Selon la dernière note IFOP : "on observe que l'électeur-type ayant l'intention de participer au prochain scrutin européen est une personne âgée de 65 ans et plus (55 % de participation vs 33 % chez les 18-24 ans), appartenant aux catégories aisées (57 % de participation vs 30 % chez les catégories pauvres) et proche politiquement de La République en marche (LREM), des Républicains (LR) ou du Rassemblement National (RN) (respectivement 58, 52 et 59 % de participation pour les sympathisants de chacune de ces formations). A cet égard, il apparaît que ce sont LREM et le RN, identifiés à la fois comme les vainqueurs les plus probables et comme les partis ayant les positions les plus tranchées sur la question européenne, qui mobilisent le plus leur électorat potentiel."

La méthodologie du sondage

Sondage IFOP réalisé par internet tous les jours depuis le 8 mars 2019 auprès d’un échantillon quotidien de 500 personnes (40.000 personnes sur la période totale du sondage) représentatif de la population française âgée de 18 ans et plus. 

La représentativité de l’échantillon a été assurée par la méthode des quotas au regard de critères : ―sociodémographiques : sexe, âge de l’individu; ―socioprofessionnels : profession de l’individu ; ―géographiques : région administrative, taille d’unité urbaine ; Ces quotas ont été définis à partir des données de l’Insee pour la population âgée de 18 ans et plus résidant en métropole (Insee RP 2015). 

Les interviews ont été réalisées par questionnaire auto-administré en ligne du 07 au 10 mai 2019.

 

Concernant les marges d'erreur

La théorie statistique permet de mesurer l’incertitude à attacher à chaque résultat d’une enquête.

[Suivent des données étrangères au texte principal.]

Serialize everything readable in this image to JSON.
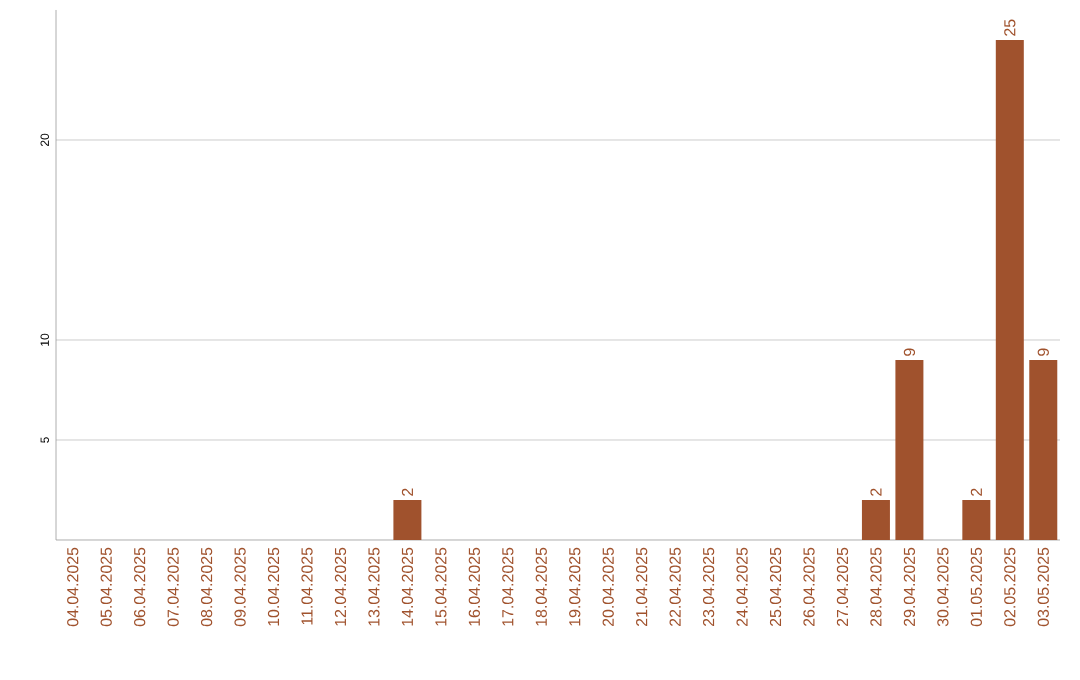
{
  "chart_data": {
    "type": "bar",
    "categories": [
      "04.04.2025",
      "05.04.2025",
      "06.04.2025",
      "07.04.2025",
      "08.04.2025",
      "09.04.2025",
      "10.04.2025",
      "11.04.2025",
      "12.04.2025",
      "13.04.2025",
      "14.04.2025",
      "15.04.2025",
      "16.04.2025",
      "17.04.2025",
      "18.04.2025",
      "19.04.2025",
      "20.04.2025",
      "21.04.2025",
      "22.04.2025",
      "23.04.2025",
      "24.04.2025",
      "25.04.2025",
      "26.04.2025",
      "27.04.2025",
      "28.04.2025",
      "29.04.2025",
      "30.04.2025",
      "01.05.2025",
      "02.05.2025",
      "03.05.2025"
    ],
    "values": [
      0,
      0,
      0,
      0,
      0,
      0,
      0,
      0,
      0,
      0,
      2,
      0,
      0,
      0,
      0,
      0,
      0,
      0,
      0,
      0,
      0,
      0,
      0,
      0,
      2,
      9,
      0,
      2,
      25,
      9
    ],
    "value_labels": [
      null,
      null,
      null,
      null,
      null,
      null,
      null,
      null,
      null,
      null,
      "2",
      null,
      null,
      null,
      null,
      null,
      null,
      null,
      null,
      null,
      null,
      null,
      null,
      null,
      "2",
      "9",
      null,
      "2",
      "25",
      "9"
    ],
    "color": "#a0522d",
    "ylim": [
      0,
      26.5
    ],
    "yticks": [
      5,
      10,
      20
    ],
    "grid": "y"
  }
}
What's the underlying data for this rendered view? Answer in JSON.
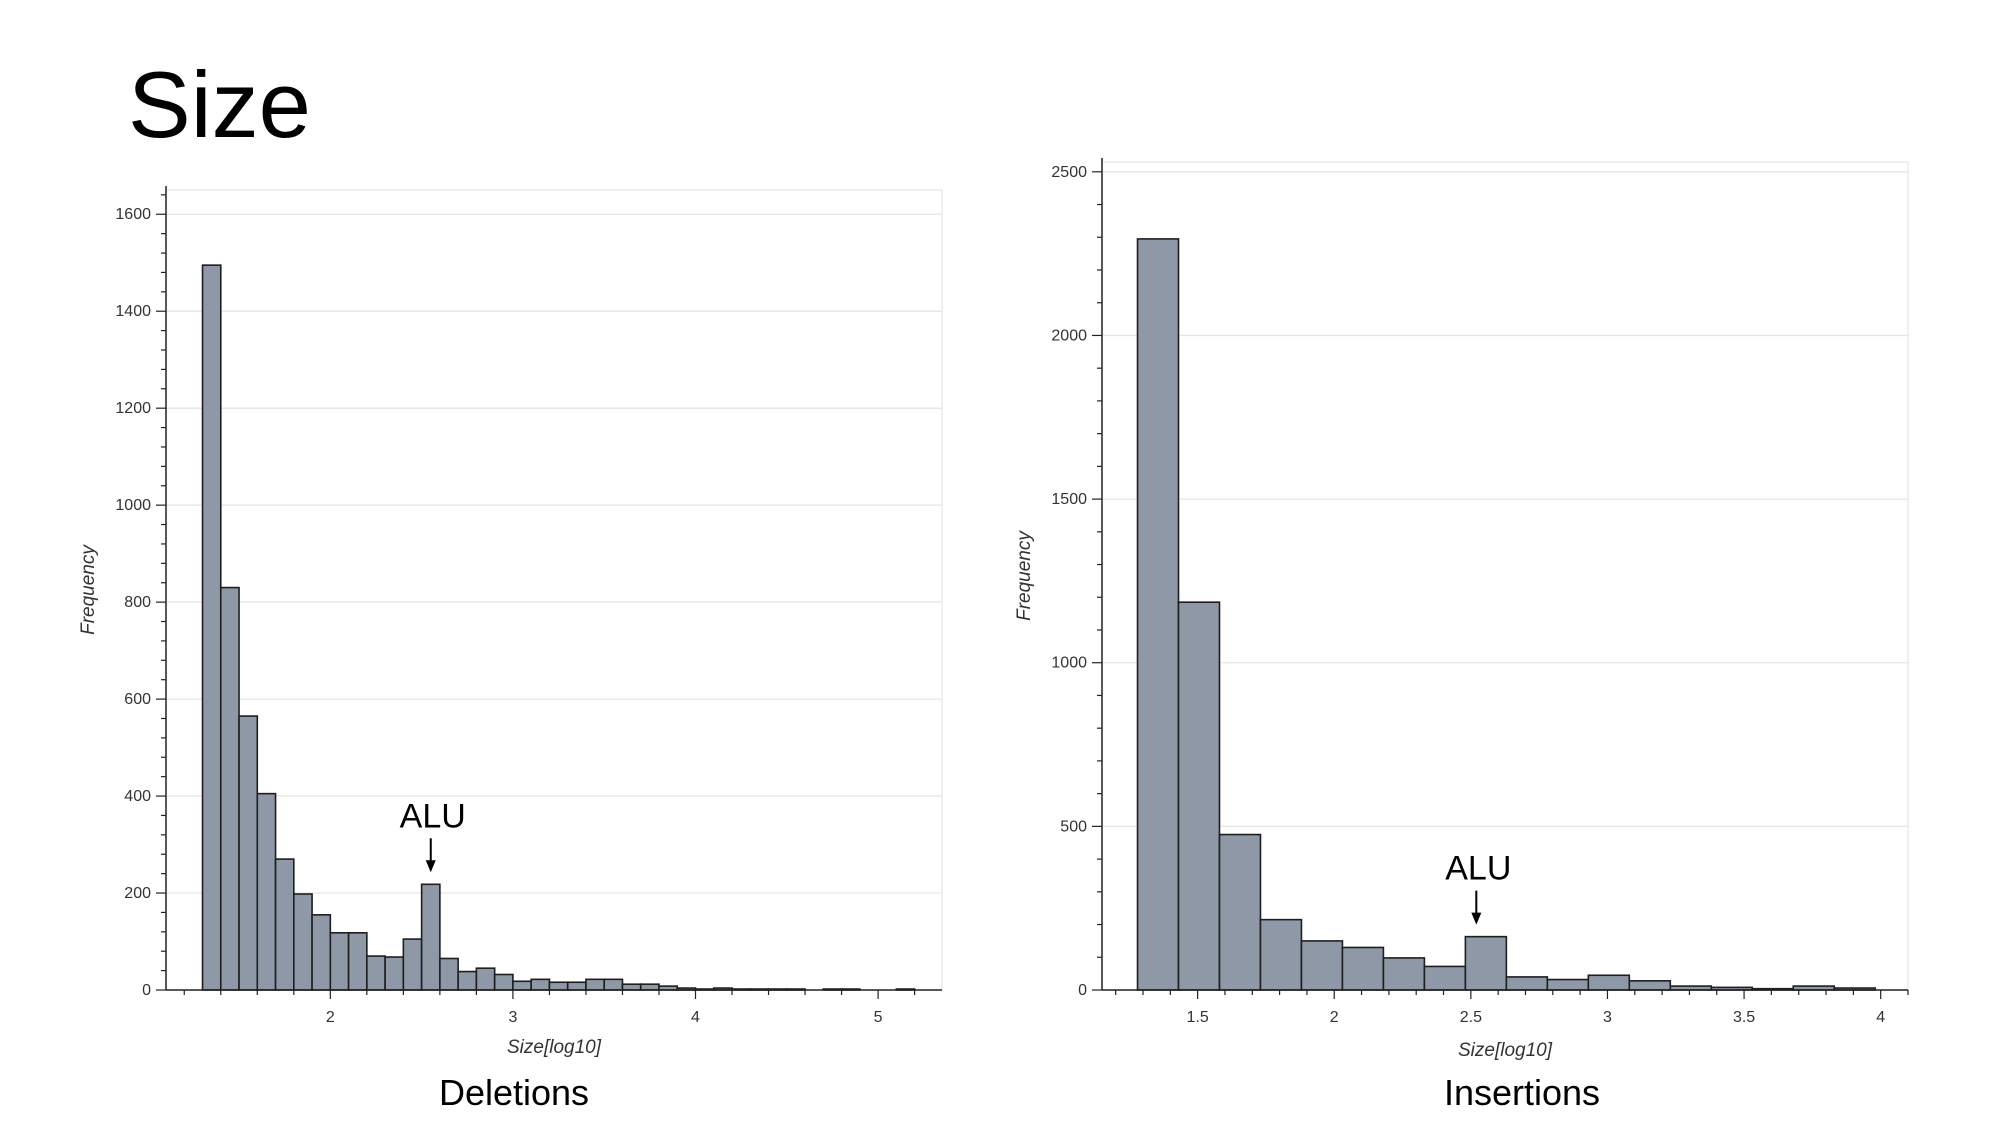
{
  "slide": {
    "title": "Size"
  },
  "colors": {
    "bar_fill": "#8f98a6",
    "bar_stroke": "#1e1e1e",
    "grid": "#e6e6e6",
    "axis": "#222222"
  },
  "chart_data": [
    {
      "type": "bar",
      "caption": "Deletions",
      "xlabel": "Size[log10]",
      "ylabel": "Frequency",
      "xlim": [
        1.1,
        5.35
      ],
      "ylim": [
        0,
        1650
      ],
      "xticks": [
        2,
        3,
        4,
        5
      ],
      "yticks": [
        0,
        200,
        400,
        600,
        800,
        1000,
        1200,
        1400,
        1600
      ],
      "bin_width": 0.1,
      "bins_x": [
        1.3,
        1.4,
        1.5,
        1.6,
        1.7,
        1.8,
        1.9,
        2.0,
        2.1,
        2.2,
        2.3,
        2.4,
        2.5,
        2.6,
        2.7,
        2.8,
        2.9,
        3.0,
        3.1,
        3.2,
        3.3,
        3.4,
        3.5,
        3.6,
        3.7,
        3.8,
        3.9,
        4.0,
        4.1,
        4.2,
        4.3,
        4.4,
        4.5,
        4.6,
        4.7,
        4.8,
        4.9,
        5.0,
        5.1
      ],
      "values": [
        1495,
        830,
        565,
        405,
        270,
        198,
        155,
        118,
        118,
        70,
        68,
        105,
        218,
        65,
        38,
        45,
        32,
        18,
        22,
        16,
        16,
        22,
        22,
        12,
        12,
        8,
        4,
        2,
        4,
        2,
        2,
        2,
        2,
        0,
        2,
        2,
        0,
        0,
        2
      ],
      "annotation": {
        "text": "ALU",
        "x": 2.55,
        "y": 218
      },
      "grid": true
    },
    {
      "type": "bar",
      "caption": "Insertions",
      "xlabel": "Size[log10]",
      "ylabel": "Frequency",
      "xlim": [
        1.15,
        4.1
      ],
      "ylim": [
        0,
        2530
      ],
      "xticks": [
        1.5,
        2,
        2.5,
        3,
        3.5,
        4
      ],
      "xtick_labels": [
        "1.5",
        "2",
        "2.5",
        "3",
        "3.5",
        "4"
      ],
      "yticks": [
        0,
        500,
        1000,
        1500,
        2000,
        2500
      ],
      "bin_width": 0.15,
      "bins_x": [
        1.28,
        1.43,
        1.58,
        1.73,
        1.88,
        2.03,
        2.18,
        2.33,
        2.48,
        2.63,
        2.78,
        2.93,
        3.08,
        3.23,
        3.38,
        3.53,
        3.68,
        3.83
      ],
      "values": [
        2295,
        1185,
        475,
        215,
        150,
        130,
        98,
        72,
        163,
        40,
        32,
        45,
        28,
        12,
        8,
        4,
        12,
        6
      ],
      "annotation": {
        "text": "ALU",
        "x": 2.52,
        "y": 163
      },
      "grid": true
    }
  ]
}
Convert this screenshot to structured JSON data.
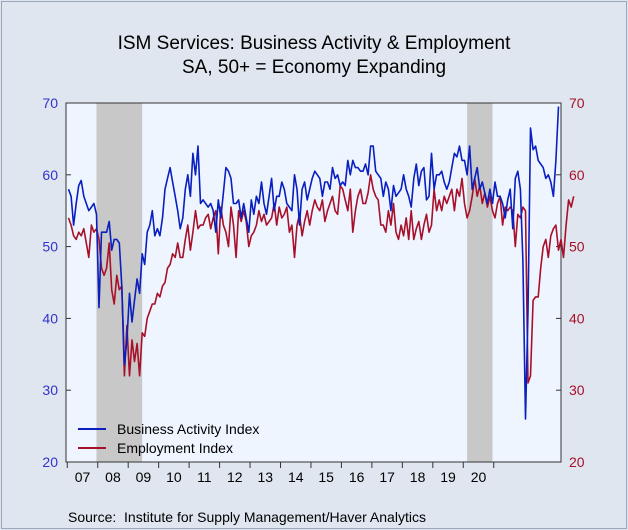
{
  "title": "ISM Services: Business Activity & Employment",
  "subtitle": "SA, 50+ = Economy Expanding",
  "source": "Source:  Institute for Supply Management/Haver Analytics",
  "colors": {
    "business": "#0a1fbf",
    "employment": "#a8102a",
    "recession": "#c8c8c8",
    "plot_bg": "#eef5ff",
    "left_axis": "#3333cc",
    "right_axis": "#a8102a"
  },
  "chart_data": {
    "type": "line",
    "ylim": [
      20,
      70
    ],
    "yticks": [
      20,
      30,
      40,
      50,
      60,
      70
    ],
    "ytick_labels": [
      "20",
      "30",
      "40",
      "50",
      "60",
      "70"
    ],
    "x_start": "2007-01",
    "xticks": [
      "07",
      "08",
      "09",
      "10",
      "11",
      "12",
      "13",
      "14",
      "15",
      "16",
      "17",
      "18",
      "19",
      "20"
    ],
    "recessions": [
      [
        "2007-12",
        "2009-06"
      ],
      [
        "2020-02",
        "2020-12"
      ]
    ],
    "legend": "bottom-left",
    "series": [
      {
        "name": "Business Activity Index",
        "values": [
          58,
          57,
          53,
          56,
          58.5,
          59.2,
          57,
          56,
          55,
          55.5,
          56,
          54.5,
          41.5,
          52,
          52,
          52,
          53.5,
          49.5,
          51,
          51,
          50.5,
          44.5,
          33.5,
          37,
          43.5,
          39.5,
          42.5,
          45.5,
          43.5,
          49,
          47.5,
          52,
          53,
          55,
          51.5,
          52.5,
          51.5,
          54,
          58,
          59.5,
          61,
          59,
          57,
          55,
          52.5,
          54,
          58,
          60,
          57,
          63,
          60,
          64,
          56,
          56.5,
          56,
          55.5,
          56,
          55,
          52,
          56.5,
          54,
          57.5,
          61,
          60.5,
          59.5,
          56,
          56,
          56.5,
          54,
          56,
          54,
          52,
          56.5,
          54.5,
          57,
          56,
          59,
          56,
          54.5,
          57,
          59.5,
          55,
          57,
          57,
          59,
          58,
          56,
          55.5,
          55,
          60,
          58,
          53,
          58,
          59,
          56.5,
          58,
          59.5,
          60.5,
          60,
          59.5,
          57,
          59,
          59,
          58,
          61,
          59.5,
          60,
          58.5,
          59,
          58.5,
          62,
          60,
          62,
          61,
          61,
          60.5,
          60.5,
          61.5,
          60,
          64,
          64,
          60.5,
          60,
          59.5,
          57,
          59,
          58,
          55,
          58.5,
          57,
          57.5,
          58,
          60,
          58,
          57,
          55.5,
          59.5,
          61.5,
          58.5,
          60.5,
          61,
          56.5,
          57,
          63,
          58,
          60,
          60,
          60.5,
          59,
          58,
          59,
          61,
          63,
          62.5,
          64,
          62,
          62,
          60,
          64,
          58,
          59.5,
          61,
          58,
          59,
          57.5,
          56,
          58,
          56,
          59,
          57,
          57,
          56,
          54,
          56.5,
          58,
          52.5,
          59.5,
          60.5,
          58,
          48,
          26,
          41,
          66.5,
          63.5,
          64,
          62,
          61.5,
          61,
          59.5,
          60,
          59,
          57,
          62,
          69.5
        ]
      },
      {
        "name": "Employment Index",
        "values": [
          54,
          53,
          51.5,
          51,
          52,
          51.5,
          52.5,
          50.5,
          48.5,
          53,
          52,
          52.5,
          51,
          47,
          46,
          47,
          50.5,
          44,
          42,
          46,
          44,
          44.5,
          32,
          39,
          32,
          37,
          34,
          36.5,
          32,
          38,
          37.5,
          40,
          41,
          42,
          42,
          43.5,
          43,
          44.5,
          45,
          47,
          47.5,
          49,
          48.5,
          50.5,
          48.5,
          48.5,
          51,
          53,
          49.5,
          52,
          55,
          52.5,
          53,
          53,
          54,
          54.5,
          52.5,
          54,
          55,
          49,
          55.5,
          53,
          52,
          50,
          55.5,
          53,
          48.5,
          55,
          53.5,
          55,
          53.5,
          50,
          51.5,
          52,
          53,
          55,
          53.5,
          54.5,
          53,
          53.5,
          54,
          56,
          53,
          55.5,
          54,
          54.5,
          55.5,
          52,
          53,
          48.5,
          53,
          54.5,
          51.5,
          53.5,
          55,
          53,
          55,
          56.5,
          55.5,
          55,
          56.5,
          53.5,
          55,
          56,
          57,
          55,
          54.5,
          58.5,
          58,
          56.5,
          55,
          58,
          52,
          55,
          57,
          58,
          56,
          56,
          57.5,
          60,
          58,
          57,
          56.5,
          53,
          53,
          52,
          55,
          53,
          56,
          52,
          51,
          53,
          51.5,
          54,
          51,
          55,
          51,
          52.5,
          53.5,
          51,
          53,
          54.5,
          52,
          53,
          58,
          55,
          56.5,
          55,
          57,
          56,
          57,
          58,
          55,
          58,
          57,
          59.5,
          56,
          54,
          55,
          57,
          59.5,
          57,
          58.5,
          56,
          57.5,
          55.5,
          57,
          55,
          54,
          56,
          57,
          53,
          55.5,
          55,
          55.5,
          55,
          50,
          54.5,
          54,
          55.5,
          55,
          31,
          32,
          42.5,
          43,
          43,
          47,
          50,
          51,
          48.5,
          51.5,
          52.5,
          53,
          49.5,
          51,
          48.5,
          53,
          56.5,
          55.5,
          57
        ]
      }
    ]
  }
}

Cette incertitude s’exprime par un intervalle de confiance situé de part et d’autre de la valeur observée et dans lequel la vraie valeur a une probabilité déterminée de se trouver. Cette incertitude, communément appelée «marge d’erreur», varie en fonction de la taille de l’échantillon et du pourcentage observé.

L'Ifop précise bien que «les résultats de cette enquête doivent être interprétés comme une indication significative de l’état des rapports de force actuels» mais qu'ils ne constituent en aucun cas un «élément prédictif des résultats le jour du vote».